News Release

Montana State chemists unravel secrets of unique enzyme

Peer-Reviewed Publication

Montana State University

BOZEMAN, Mont. -- Montana State University chemists have determined the structure of an intermediate form of a unique enzyme that participates in some of the most fundamental reactions in biology.

The discovery could lead to understanding life in ancient ecosystems. It could also play a role in producing alternate fuels and fighting pollution, according to MSU researchers who published their findings April 25 in the advance online publication of the journal Nature.

Lead author David Mulder, a doctoral student in biochemistry, said he couldn't have been more thrilled to learn that their paper was accepted for publication in the prestigious journal. Nature is an international scientific journal that publishes peer-reviewed research in all fields of science and technology.

"It was a great way to finish off graduate school," Mulder said.

Co-authors are postdoctoral researcher Eric Boyd, graduate student Ranjana Sarma, recent graduate Rachel Lange, postdoctoral researcher James Endrizzi, and faculty members Joan Broderick and John Peters. All are in MSU's Astrobiology Biogeocatalysis Research Center and the Department of Chemistry and Biochemistry. Peters is director of the research center. Broderick is a professor of chemistry and biochemistry.
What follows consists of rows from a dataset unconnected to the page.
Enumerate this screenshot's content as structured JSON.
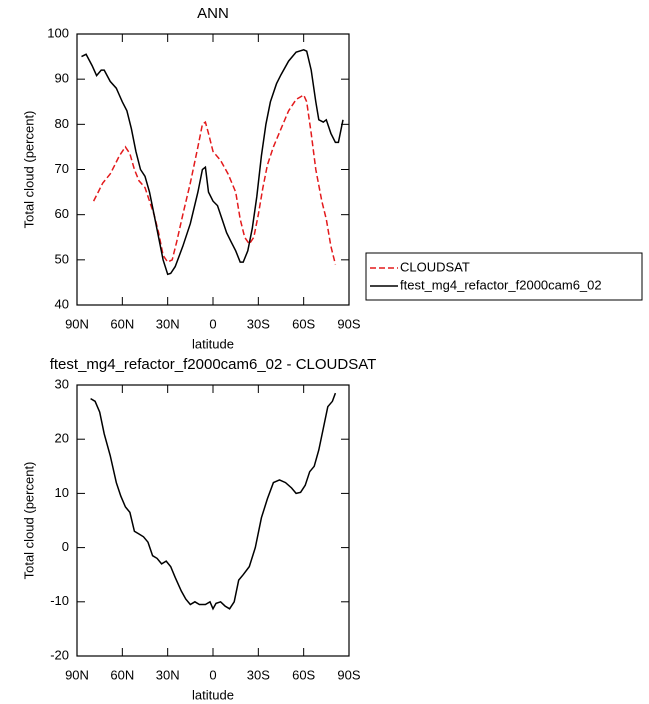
{
  "chart_data": [
    {
      "type": "line",
      "title": "ANN",
      "xlabel": "latitude",
      "ylabel": "Total cloud (percent)",
      "xlim": [
        90,
        -90
      ],
      "xticks": [
        {
          "value": 90,
          "label": "90N"
        },
        {
          "value": 60,
          "label": "60N"
        },
        {
          "value": 30,
          "label": "30N"
        },
        0,
        {
          "value": -30,
          "label": "30S"
        },
        {
          "value": -60,
          "label": "60S"
        },
        {
          "value": -90,
          "label": "90S"
        }
      ],
      "ylim": [
        40,
        100
      ],
      "yticks": [
        40,
        50,
        60,
        70,
        80,
        90,
        100
      ],
      "legend": "outside-right",
      "series": [
        {
          "name": "CLOUDSAT",
          "color": "#e31a1c",
          "line_style": "dashed",
          "x": [
            79,
            76,
            73,
            68,
            65,
            62,
            58,
            55,
            52,
            49,
            45,
            42,
            39,
            36,
            33,
            30,
            27,
            24,
            20,
            15,
            10,
            7,
            5,
            3,
            0,
            -5,
            -10,
            -15,
            -18,
            -21,
            -24,
            -27,
            -30,
            -33,
            -36,
            -40,
            -45,
            -50,
            -55,
            -60,
            -62,
            -65,
            -68,
            -72,
            -75,
            -78,
            -81
          ],
          "values": [
            63,
            65,
            67,
            69,
            71,
            73,
            75,
            73.5,
            70,
            67.5,
            66,
            63,
            60,
            56,
            51,
            49.5,
            50,
            54,
            60,
            67,
            75,
            80,
            80.5,
            78,
            74,
            72,
            69,
            65,
            59,
            55,
            53.5,
            55,
            60,
            66,
            71,
            75,
            79,
            83,
            85.5,
            86.5,
            85,
            78,
            70,
            63,
            59,
            53,
            49
          ]
        },
        {
          "name": "ftest_mg4_refactor_f2000cam6_02",
          "color": "#000000",
          "line_style": "solid",
          "x": [
            87,
            84,
            80,
            77,
            74,
            72,
            68,
            64,
            62,
            60,
            57,
            54,
            51,
            48,
            45,
            42,
            39,
            36,
            33,
            30,
            28,
            25,
            20,
            15,
            10,
            7,
            5,
            3,
            0,
            -3,
            -6,
            -9,
            -12,
            -15,
            -18,
            -20,
            -23,
            -26,
            -29,
            -32,
            -35,
            -38,
            -42,
            -45,
            -50,
            -55,
            -60,
            -62,
            -65,
            -68,
            -70,
            -73,
            -75,
            -78,
            -81,
            -83,
            -86
          ],
          "values": [
            95,
            95.5,
            93,
            90.8,
            92,
            92,
            89.5,
            88,
            86.5,
            85,
            83,
            79,
            74,
            70,
            68.5,
            65,
            60,
            55,
            50,
            46.8,
            47,
            48.5,
            53,
            58,
            65,
            70,
            70.5,
            65,
            63,
            62,
            59,
            56,
            54,
            52,
            49.5,
            49.5,
            52,
            57,
            64,
            73,
            80,
            85,
            89,
            91,
            94,
            96,
            96.5,
            96.2,
            92,
            85,
            81,
            80.5,
            81,
            78,
            76,
            76,
            81
          ]
        }
      ]
    },
    {
      "type": "line",
      "title": "ftest_mg4_refactor_f2000cam6_02 - CLOUDSAT",
      "xlabel": "latitude",
      "ylabel": "Total cloud (percent)",
      "xlim": [
        90,
        -90
      ],
      "xticks": [
        {
          "value": 90,
          "label": "90N"
        },
        {
          "value": 60,
          "label": "60N"
        },
        {
          "value": 30,
          "label": "30N"
        },
        0,
        {
          "value": -30,
          "label": "30S"
        },
        {
          "value": -60,
          "label": "60S"
        },
        {
          "value": -90,
          "label": "90S"
        }
      ],
      "ylim": [
        -20,
        30
      ],
      "yticks": [
        -20,
        -10,
        0,
        10,
        20,
        30
      ],
      "series": [
        {
          "color": "#000000",
          "line_style": "solid",
          "x": [
            81,
            78,
            75,
            72,
            68,
            64,
            61,
            58,
            55,
            52,
            49,
            46,
            43,
            40,
            37,
            34,
            31,
            28,
            25,
            21,
            18,
            15,
            12,
            9,
            5,
            2,
            0,
            -2,
            -5,
            -8,
            -11,
            -14,
            -17,
            -20,
            -24,
            -28,
            -32,
            -36,
            -40,
            -44,
            -48,
            -52,
            -55,
            -58,
            -61,
            -64,
            -67,
            -70,
            -73,
            -76,
            -79,
            -81
          ],
          "values": [
            27.5,
            27,
            25,
            21,
            17,
            12,
            9.5,
            7.5,
            6.5,
            3,
            2.5,
            2,
            1,
            -1.5,
            -2,
            -3,
            -2.5,
            -3.5,
            -5.5,
            -8,
            -9.5,
            -10.5,
            -10,
            -10.5,
            -10.5,
            -10,
            -11.3,
            -10.3,
            -10,
            -10.8,
            -11.3,
            -10,
            -6,
            -5,
            -3.5,
            0,
            5.5,
            9,
            12,
            12.5,
            12,
            11,
            10,
            10.2,
            11.5,
            14,
            15,
            18,
            22,
            26,
            27,
            28.5
          ]
        }
      ]
    }
  ]
}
Complex enzymes that contain iron-sulfide clusters are found everywhere in nature, and they're involved in many fundamental processes, the researchers said in their Nature abstract. Such processes include carbon dioxide fixation, nitrogen fixation and hydrogen metabolism.

The Montana State researchers focused their study on one of three enzymes involved in hydrogen metabolism. They wanted to understand the structure of the enzyme and how it assembled one of the more complex clusters in biology. In the process, they saw a definite step-by-step process that may also have occurred in some manner in minerals. Broderick said the fact that the same process could have occurred in two different realms -- biology and chemistry -- is both fascinating and significant.

The discovery lends itself to discussions of about evolution and environments that harbored early life, she noted. Peters said early life that couldn't assemble complicated clusters of iron and sulfide may have lived vicariously on transformations that occurred in minerals.

"This really brings together and implicates that there are general themes for the assembly of complex iron-sulfur centers in biology that likely were important for life's beginnings and impacts the way we think about iron-sulfur mineral reactivity before life emerged," Peters said.

He added that figuring out the enzyme's structure and how it assembles clusters of iron and sulfide may help scientists produce hydrogen in the lab. If they can simulate the synthesis of the important features of the enzyme in the lab, they may use it to produce renewable fuels.

Researchers said the enzyme they studied is widely distributed in nature, but the enzyme for their study came from algae manufactured in an MSU lab. The scientists inserted the gene for the enzyme into bacteria and mass-produced it so they'd have enough enzyme for their study.

The enzyme study was a two-year project funded by NASA and the U.S. Air Force. NASA wanted to learn more about the origins of life, and the Air Force was interested in bio-energy, Peters said. He noted that the study fits perfectly into the mission of the Astrobiology Biogeocatalysis Research Center at Montana State.